Le rouge du tarbouche
de Abdellah Taïa

critiqué par Pucksimberg, le 9 juin 2024
(Toulon - 44 ans)


La note:  étoiles
Entre Paris et Salé ...
Abdellah Taïa livre ici un texte autobiographique qui s’apparente à un recueil de nouvelles dans lesquelles il évoque divers épisodes portant sur des expériences vécues ou sur des personnes qu’il a côtoyées. Il est originaire de Salé, juste à côté de Rabat, et avait conscience qu’il n’avait pas d’avenir au Maroc. Il se lance dans des études de lettres, en France, à Paris. Loin de sa ville natale, il se met à rêver de sa ville et de son pays. Il évoque de micro-événements qui sont empreints d’émotions. Dans ces courts chapitres aux allures de nouvelles, le lecteur y croise la mère de l’écrivain, son frère qu’il admire beaucoup, un professeur de littérature, un cousin qui lui permet de se recueillir à Larache sur la tombe de Jean Genet … Il parle aussi de son amour pour le cinéma, de son envie de réalisation, du corps nu de Juliette Binoche sur grand écran …

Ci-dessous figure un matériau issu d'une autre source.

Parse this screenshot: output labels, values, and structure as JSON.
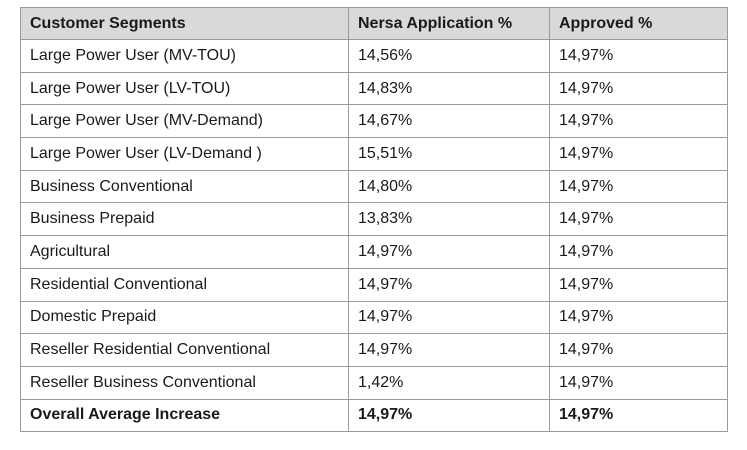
{
  "table": {
    "headers": [
      "Customer Segments",
      "Nersa Application %",
      "Approved %"
    ],
    "rows": [
      [
        "Large Power User (MV-TOU)",
        "14,56%",
        "14,97%"
      ],
      [
        "Large Power User (LV-TOU)",
        "14,83%",
        "14,97%"
      ],
      [
        "Large Power User (MV-Demand)",
        "14,67%",
        "14,97%"
      ],
      [
        "Large Power User (LV-Demand )",
        "15,51%",
        "14,97%"
      ],
      [
        "Business Conventional",
        "14,80%",
        "14,97%"
      ],
      [
        "Business Prepaid",
        "13,83%",
        "14,97%"
      ],
      [
        "Agricultural",
        "14,97%",
        "14,97%"
      ],
      [
        "Residential Conventional",
        "14,97%",
        "14,97%"
      ],
      [
        "Domestic Prepaid",
        "14,97%",
        "14,97%"
      ],
      [
        "Reseller Residential Conventional",
        "14,97%",
        "14,97%"
      ],
      [
        "Reseller Business Conventional",
        "1,42%",
        "14,97%"
      ]
    ],
    "total": [
      "Overall Average Increase",
      "14,97%",
      "14,97%"
    ]
  },
  "colors": {
    "header_background": "#d9d9d9",
    "border": "#9a9a9a",
    "text": "#1a1a1a"
  }
}
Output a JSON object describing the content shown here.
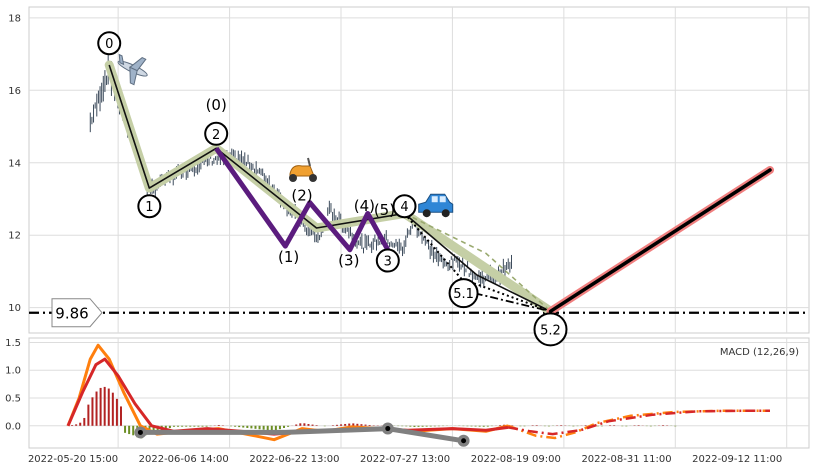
{
  "chart_data": [
    {
      "type": "line",
      "panel": "price",
      "ylim": [
        9.3,
        18.3
      ],
      "y_ticks": [
        "10",
        "12",
        "14",
        "16",
        "18"
      ],
      "grid": true,
      "price_bars": {
        "x_start": 0.55,
        "x_end": 4.33,
        "anchors": [
          [
            0.55,
            15.1
          ],
          [
            0.72,
            16.6
          ],
          [
            0.82,
            15.6
          ],
          [
            0.99,
            14.1
          ],
          [
            1.08,
            13.2
          ],
          [
            1.2,
            13.5
          ],
          [
            1.4,
            13.8
          ],
          [
            1.65,
            14.1
          ],
          [
            1.9,
            14.1
          ],
          [
            2.05,
            13.8
          ],
          [
            2.25,
            13.1
          ],
          [
            2.45,
            12.3
          ],
          [
            2.6,
            11.9
          ],
          [
            2.7,
            12.7
          ],
          [
            2.85,
            12.2
          ],
          [
            3.0,
            11.7
          ],
          [
            3.2,
            11.9
          ],
          [
            3.35,
            11.6
          ],
          [
            3.45,
            12.4
          ],
          [
            3.58,
            11.7
          ],
          [
            3.72,
            11.2
          ],
          [
            3.86,
            11.3
          ],
          [
            4.02,
            10.8
          ],
          [
            4.2,
            10.9
          ],
          [
            4.33,
            11.2
          ]
        ]
      },
      "horizontal_level": {
        "value": 9.86,
        "label": "9.86"
      },
      "wave_primary": {
        "points": [
          [
            0.72,
            16.7
          ],
          [
            1.08,
            13.3
          ],
          [
            1.68,
            14.4
          ],
          [
            2.58,
            12.2
          ],
          [
            3.37,
            12.6
          ],
          [
            4.02,
            10.9
          ],
          [
            4.68,
            9.9
          ]
        ],
        "highlight": [
          [
            0.72,
            16.7
          ],
          [
            1.08,
            13.3
          ],
          [
            1.68,
            14.4
          ],
          [
            2.58,
            12.2
          ],
          [
            3.37,
            12.6
          ],
          [
            4.68,
            9.9
          ]
        ]
      },
      "wave_sub": {
        "points": [
          [
            1.68,
            14.4
          ],
          [
            2.3,
            11.7
          ],
          [
            2.52,
            12.9
          ],
          [
            2.88,
            11.6
          ],
          [
            3.04,
            12.6
          ],
          [
            3.22,
            11.6
          ]
        ]
      },
      "wave_dotted": {
        "points": [
          [
            3.37,
            12.6
          ],
          [
            3.88,
            10.8
          ],
          [
            4.68,
            9.9
          ]
        ]
      },
      "wave_alt": {
        "points": [
          [
            3.37,
            12.6
          ],
          [
            4.1,
            11.5
          ],
          [
            4.68,
            9.9
          ]
        ]
      },
      "wave_dashdot": {
        "points": [
          [
            3.86,
            10.5
          ],
          [
            4.68,
            9.9
          ]
        ]
      },
      "projection": {
        "points": [
          [
            4.68,
            9.9
          ],
          [
            6.65,
            13.8
          ]
        ]
      },
      "circle_labels": [
        {
          "text": "0",
          "x": 0.72,
          "y": 17.3
        },
        {
          "text": "1",
          "x": 1.08,
          "y": 12.8
        },
        {
          "text": "2",
          "x": 1.68,
          "y": 14.8
        },
        {
          "text": "3",
          "x": 3.22,
          "y": 11.3
        },
        {
          "text": "4",
          "x": 3.37,
          "y": 12.8
        },
        {
          "text": "5.1",
          "x": 3.9,
          "y": 10.4
        },
        {
          "text": "5.2",
          "x": 4.68,
          "y": 9.4
        }
      ],
      "text_labels": [
        {
          "text": "(0)",
          "x": 1.68,
          "y": 15.6
        },
        {
          "text": "(2)",
          "x": 2.45,
          "y": 13.1
        },
        {
          "text": "(1)",
          "x": 2.33,
          "y": 11.4
        },
        {
          "text": "(3)",
          "x": 2.87,
          "y": 11.3
        },
        {
          "text": "(4)",
          "x": 3.01,
          "y": 12.8
        },
        {
          "text": "(5)",
          "x": 3.19,
          "y": 12.7
        }
      ],
      "icons": [
        {
          "name": "airplane-icon",
          "x": 0.93,
          "y": 16.6
        },
        {
          "name": "scooter-icon",
          "x": 2.45,
          "y": 13.8
        },
        {
          "name": "car-icon",
          "x": 3.65,
          "y": 12.8
        }
      ]
    },
    {
      "type": "line",
      "panel": "macd",
      "title": "MACD (12,26,9)",
      "ylim": [
        -0.4,
        1.58
      ],
      "y_ticks": [
        "0.0",
        "0.5",
        "1.0",
        "1.5"
      ],
      "x_ticks": [
        "2022-05-20 15:00",
        "2022-06-06 14:00",
        "2022-06-22 13:00",
        "2022-07-27 13:00",
        "2022-08-19 09:00",
        "2022-08-31 11:00",
        "2022-09-12 11:00"
      ],
      "grid": true,
      "series": [
        {
          "color": "#ff7f0e",
          "points": [
            [
              0.35,
              0.0
            ],
            [
              0.45,
              0.5
            ],
            [
              0.55,
              1.2
            ],
            [
              0.62,
              1.45
            ],
            [
              0.72,
              1.2
            ],
            [
              0.85,
              0.6
            ],
            [
              1.0,
              0.0
            ],
            [
              1.15,
              -0.15
            ],
            [
              1.4,
              -0.1
            ],
            [
              1.7,
              -0.05
            ],
            [
              1.95,
              -0.15
            ],
            [
              2.2,
              -0.25
            ],
            [
              2.45,
              -0.05
            ],
            [
              2.65,
              -0.1
            ],
            [
              2.9,
              -0.02
            ],
            [
              3.15,
              -0.05
            ],
            [
              3.45,
              -0.1
            ],
            [
              3.8,
              -0.05
            ],
            [
              4.1,
              -0.1
            ],
            [
              4.3,
              0.0
            ]
          ]
        },
        {
          "color": "#d62728",
          "points": [
            [
              0.35,
              0.0
            ],
            [
              0.48,
              0.6
            ],
            [
              0.6,
              1.1
            ],
            [
              0.68,
              1.2
            ],
            [
              0.8,
              0.9
            ],
            [
              0.95,
              0.4
            ],
            [
              1.1,
              0.0
            ],
            [
              1.3,
              -0.1
            ],
            [
              1.6,
              -0.05
            ],
            [
              1.9,
              -0.1
            ],
            [
              2.2,
              -0.15
            ],
            [
              2.5,
              -0.1
            ],
            [
              2.8,
              -0.08
            ],
            [
              3.1,
              -0.05
            ],
            [
              3.4,
              -0.08
            ],
            [
              3.8,
              -0.05
            ],
            [
              4.1,
              -0.08
            ],
            [
              4.3,
              -0.03
            ]
          ]
        }
      ],
      "dashdot_series": [
        {
          "color": "#ff7f0e",
          "points": [
            [
              4.3,
              0.0
            ],
            [
              4.55,
              -0.18
            ],
            [
              4.72,
              -0.22
            ],
            [
              4.9,
              -0.12
            ],
            [
              5.1,
              0.05
            ],
            [
              5.4,
              0.18
            ],
            [
              5.8,
              0.25
            ],
            [
              6.2,
              0.27
            ],
            [
              6.65,
              0.27
            ]
          ]
        },
        {
          "color": "#d62728",
          "points": [
            [
              4.3,
              -0.03
            ],
            [
              4.5,
              -0.1
            ],
            [
              4.7,
              -0.15
            ],
            [
              4.95,
              -0.08
            ],
            [
              5.2,
              0.08
            ],
            [
              5.6,
              0.2
            ],
            [
              6.0,
              0.26
            ],
            [
              6.4,
              0.27
            ],
            [
              6.65,
              0.27
            ]
          ]
        }
      ],
      "histogram": {
        "x_start": 0.35,
        "x_end": 5.8,
        "count": 150
      },
      "gray_line": {
        "points": [
          [
            1.0,
            -0.12
          ],
          [
            2.3,
            -0.12
          ],
          [
            3.22,
            -0.05
          ],
          [
            3.9,
            -0.27
          ]
        ]
      },
      "gray_markers": [
        [
          1.0,
          -0.12
        ],
        [
          3.22,
          -0.05
        ],
        [
          3.9,
          -0.27
        ]
      ]
    }
  ]
}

Ces textes se lisent avec un grand plaisir. Elles nous font voyager dans le Maroc d’Abdellah Taïa, un Maroc touchant, parfois violent, sensuel aussi. Cette ville de Salé semble transfigurée sous sa plume. Il évoque son passé avec ses pirates et ses marchés aux esclaves. Cette ville semble habitée par certains mythes. Ce n’est pas pour autant que tout est idéalisé. Certains épisodes sont évoqués avec réalisme et interpellent le lecteur. Certains personnages sont touchants et le lecteur aurait peut-être aimé poursuivre leur histoire sur plusieurs pages. Ici, Abdellah Taïa opte pour une forme brève et ses textes sont comme des instantanés qui nous donnent à voir un point précis. Ils agissent comme une mosaïque qui lorsqu’elle est reconstituée donne à voir le Maroc d’Abdellah Taïa tout en permettant de mieux comprendre et connaître l’auteur marocain.

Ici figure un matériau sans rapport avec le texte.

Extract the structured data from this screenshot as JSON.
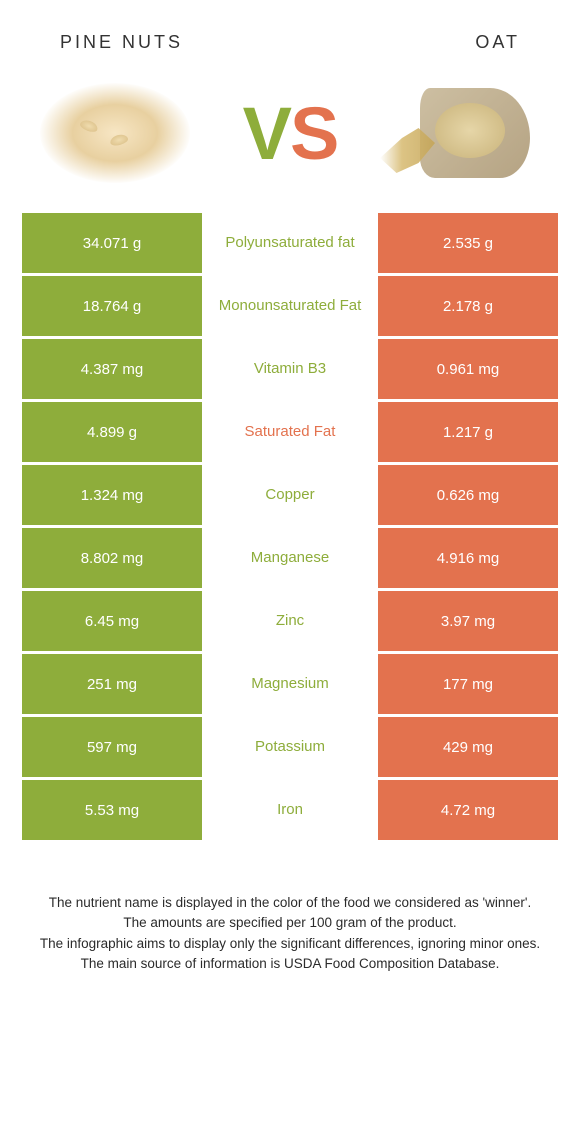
{
  "colors": {
    "left_bg": "#8ead3b",
    "right_bg": "#e3724e",
    "left_text": "#8ead3b",
    "right_text": "#e3724e",
    "body_text": "#2b2b2b",
    "white": "#ffffff"
  },
  "header": {
    "left_title": "PINE NUTS",
    "right_title": "OAT"
  },
  "vs": {
    "v": "V",
    "s": "S"
  },
  "rows": [
    {
      "left": "34.071 g",
      "label": "Polyunsaturated fat",
      "right": "2.535 g",
      "winner": "left"
    },
    {
      "left": "18.764 g",
      "label": "Monounsaturated Fat",
      "right": "2.178 g",
      "winner": "left"
    },
    {
      "left": "4.387 mg",
      "label": "Vitamin B3",
      "right": "0.961 mg",
      "winner": "left"
    },
    {
      "left": "4.899 g",
      "label": "Saturated Fat",
      "right": "1.217 g",
      "winner": "right"
    },
    {
      "left": "1.324 mg",
      "label": "Copper",
      "right": "0.626 mg",
      "winner": "left"
    },
    {
      "left": "8.802 mg",
      "label": "Manganese",
      "right": "4.916 mg",
      "winner": "left"
    },
    {
      "left": "6.45 mg",
      "label": "Zinc",
      "right": "3.97 mg",
      "winner": "left"
    },
    {
      "left": "251 mg",
      "label": "Magnesium",
      "right": "177 mg",
      "winner": "left"
    },
    {
      "left": "597 mg",
      "label": "Potassium",
      "right": "429 mg",
      "winner": "left"
    },
    {
      "left": "5.53 mg",
      "label": "Iron",
      "right": "4.72 mg",
      "winner": "left"
    }
  ],
  "footer": {
    "line1": "The nutrient name is displayed in the color of the food we considered as 'winner'.",
    "line2": "The amounts are specified per 100 gram of the product.",
    "line3": "The infographic aims to display only the significant differences, ignoring minor ones.",
    "line4": "The main source of information is USDA Food Composition Database."
  }
}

J’ai aimé le style de l’écrivain et son univers qui permet de voyager et d’avoir une vue globale sur une partie du Maroc. Cette façon de parler de soi à travers plein de saynètes est agréable car elle permet de reconstituer le puzzle de cette période de la vie de l’auteur. Ce dernier a un parler vrai et ne passe pas par des détours pour nommer les faits. Il ne se censure pas et ne cherche pas qu’à dire les faits esthétiques. Il se permet parfois de décrire des pulsions et ou des désirs souvent cachés car non consensuels, qui nous font prendre conscience que ces envies sont naturelles et ont le droit d’être évoquées sans être jugées bêtement. Il n’y a pas d’hypocrisie et il peut être touchant dans cet élan de sincérité. Il a vraiment une voix qui lui est propre et qui mérite d’être entendue.